Dikatakan, pada tahun 2019, Dindikpora Kabupaten Purworejo telah meregroup 14 SD menjadi 7 SD. Sementara pada tahun 2020, pihaknya akan kembali meregrouping 20 sampai dengan 30 SD, supaya jumlah ideal SD dapat segera tercapai.

“Saat ini masih lebih dari 500 SD, baik negeri dan swasta. Padahal jumlah SD yang ideal adalah 340, jika dibandingkan dengan jumlah siswa maupun calon siswa, jumlah guru, serta kemampuan daerah dalam menyelenggarakan pendidikan dasar,” tandasnya.

Regrouping sekolah, lanjut Sukmo, juga diharapkan dapat mengatasi kekurangan guru yang saat ini tengah terjadi hampir di semua sekolah. Pasalnya, dari data yang dimiliki Dindikpora Purworejo, satu SD hanya memiliki 3 guru yang berstatus Pegawai Negeri Sipil.

“Idealnya satu sekolah memiliki 10 guru PNS. Saat ini, di SD sangat kekurangan guru. Untuk Kabupaten Purworejo masih kekurangan sekitar 1.700 guru, dan di tahun 2023-2025, pengangkatan guru Inpres bakal habis karena memasuki masa pensiun,” ungkap Sukmo.

Kendati demikian, Sukmo berjanji akan melakukan regrouping secara bertahap, dengan memperhatikan peraturan yang ada, salah satu faktornya yaitu siswa kurang dari 120 siswa, serta memperhatikan jarak tempuh dan letak geografis antara sekolah satu dengan sekolah lain.

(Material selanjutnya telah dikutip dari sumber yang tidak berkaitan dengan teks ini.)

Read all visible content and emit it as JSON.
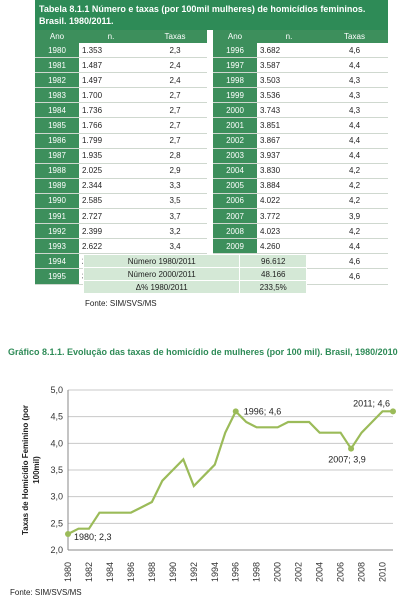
{
  "table": {
    "title": "Tabela 8.1.1 Número e taxas (por 100mil mulheres) de homicídios femininos. Brasil. 1980/2011.",
    "headers": [
      "Ano",
      "n.",
      "Taxas"
    ],
    "rows_left": [
      [
        "1980",
        "1.353",
        "2,3"
      ],
      [
        "1981",
        "1.487",
        "2,4"
      ],
      [
        "1982",
        "1.497",
        "2,4"
      ],
      [
        "1983",
        "1.700",
        "2,7"
      ],
      [
        "1984",
        "1.736",
        "2,7"
      ],
      [
        "1985",
        "1.766",
        "2,7"
      ],
      [
        "1986",
        "1.799",
        "2,7"
      ],
      [
        "1987",
        "1.935",
        "2,8"
      ],
      [
        "1988",
        "2.025",
        "2,9"
      ],
      [
        "1989",
        "2.344",
        "3,3"
      ],
      [
        "1990",
        "2.585",
        "3,5"
      ],
      [
        "1991",
        "2.727",
        "3,7"
      ],
      [
        "1992",
        "2.399",
        "3,2"
      ],
      [
        "1993",
        "2.622",
        "3,4"
      ],
      [
        "1994",
        "2.838",
        "3,6"
      ],
      [
        "1995",
        "3.325",
        "4,2"
      ]
    ],
    "rows_right": [
      [
        "1996",
        "3.682",
        "4,6"
      ],
      [
        "1997",
        "3.587",
        "4,4"
      ],
      [
        "1998",
        "3.503",
        "4,3"
      ],
      [
        "1999",
        "3.536",
        "4,3"
      ],
      [
        "2000",
        "3.743",
        "4,3"
      ],
      [
        "2001",
        "3.851",
        "4,4"
      ],
      [
        "2002",
        "3.867",
        "4,4"
      ],
      [
        "2003",
        "3.937",
        "4,4"
      ],
      [
        "2004",
        "3.830",
        "4,2"
      ],
      [
        "2005",
        "3.884",
        "4,2"
      ],
      [
        "2006",
        "4.022",
        "4,2"
      ],
      [
        "2007",
        "3.772",
        "3,9"
      ],
      [
        "2008",
        "4.023",
        "4,2"
      ],
      [
        "2009",
        "4.260",
        "4,4"
      ],
      [
        "2010",
        "4.465",
        "4,6"
      ],
      [
        "2011",
        "4.512",
        "4,6"
      ]
    ],
    "summary": [
      [
        "Número 1980/2011",
        "96.612"
      ],
      [
        "Número 2000/2011",
        "48.166"
      ],
      [
        "Δ% 1980/2011",
        "233,5%"
      ]
    ],
    "source": "Fonte: SIM/SVS/MS"
  },
  "graph": {
    "title": "Gráfico 8.1.1. Evolução das taxas de homicídio de mulheres (por 100 mil). Brasil, 1980/2010",
    "source": "Fonte: SIM/SVS/MS"
  },
  "chart_data": {
    "type": "line",
    "title": "Gráfico 8.1.1. Evolução das taxas de homicídio de mulheres (por 100 mil). Brasil, 1980/2010",
    "xlabel": "",
    "ylabel": "Taxas de Homicídio Feminino (por 100mil)",
    "ylim": [
      2.0,
      5.0
    ],
    "yticks": [
      "2,0",
      "2,5",
      "3,0",
      "3,5",
      "4,0",
      "4,5",
      "5,0"
    ],
    "xticks": [
      "1980",
      "1982",
      "1984",
      "1986",
      "1988",
      "1990",
      "1992",
      "1994",
      "1996",
      "1998",
      "2000",
      "2002",
      "2004",
      "2006",
      "2008",
      "2010"
    ],
    "grid": true,
    "line_color": "#9bbb59",
    "x": [
      1980,
      1981,
      1982,
      1983,
      1984,
      1985,
      1986,
      1987,
      1988,
      1989,
      1990,
      1991,
      1992,
      1993,
      1994,
      1995,
      1996,
      1997,
      1998,
      1999,
      2000,
      2001,
      2002,
      2003,
      2004,
      2005,
      2006,
      2007,
      2008,
      2009,
      2010,
      2011
    ],
    "values": [
      2.3,
      2.4,
      2.4,
      2.7,
      2.7,
      2.7,
      2.7,
      2.8,
      2.9,
      3.3,
      3.5,
      3.7,
      3.2,
      3.4,
      3.6,
      4.2,
      4.6,
      4.4,
      4.3,
      4.3,
      4.3,
      4.4,
      4.4,
      4.4,
      4.2,
      4.2,
      4.2,
      3.9,
      4.2,
      4.4,
      4.6,
      4.6
    ],
    "annotations": [
      {
        "x": 1980,
        "y": 2.3,
        "label": "1980; 2,3"
      },
      {
        "x": 1996,
        "y": 4.6,
        "label": "1996; 4,6"
      },
      {
        "x": 2007,
        "y": 3.9,
        "label": "2007; 3,9"
      },
      {
        "x": 2011,
        "y": 4.6,
        "label": "2011; 4,6"
      }
    ]
  }
}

Terkait dengan regrouping SDN Plipir yang mendapat protes, Sukmo, meminta masyarakat untuk dapat memaklumi, mengingat ketentuan regrouping sekolah tidak dapat lagi ditawar. Apabila tidak dilakukan, justru akan berdampak negatif pada siswa dan guru. Dallam audiensi kemarin, sejumlah masyarakat Desa Plipir Kecamatan Purworejo, mengaku telah menerima keputusan dari pemerintah daerah untuk meregrouping SDN Plipir. Namun, masyarakat menyesalkan proses regrouping yang dinilai minim sosialisasi.

“Kami sudah menerima kebijakan pemerintah menutup SDN Plipir, karena memang tidak ada solusi lain, hanya masyarakat menyesalkan, penerapan kebijakan ini kurang melibatkan masyrakat untuk bermusyawarah terlebih dahulu,” kata Kepala Desa Plipir, Ashuri.

Menanggapi persoalan ini, wakil pimpinan DPRD Purworejo, Yophy Prabowo, didampingi sejumlah anggota DPRD lain mengintruksikan kepada Dindikpora untuk lebih komunikatif dengan masyarakat. Komunikasi dan pendekatan sosial dinilai penting dilakukan sebelum menerapkan kebijakan.

“Kami berharap kepada Dindikpora untuk melibatkan masyarakat dalam menerapkan kebijakan. Terkait dengan regrouping sekolah ini, juga dipastikan ada pendekatan sosial kepada masyarakat dan pendekatan psikologis kepada murid,” katanya.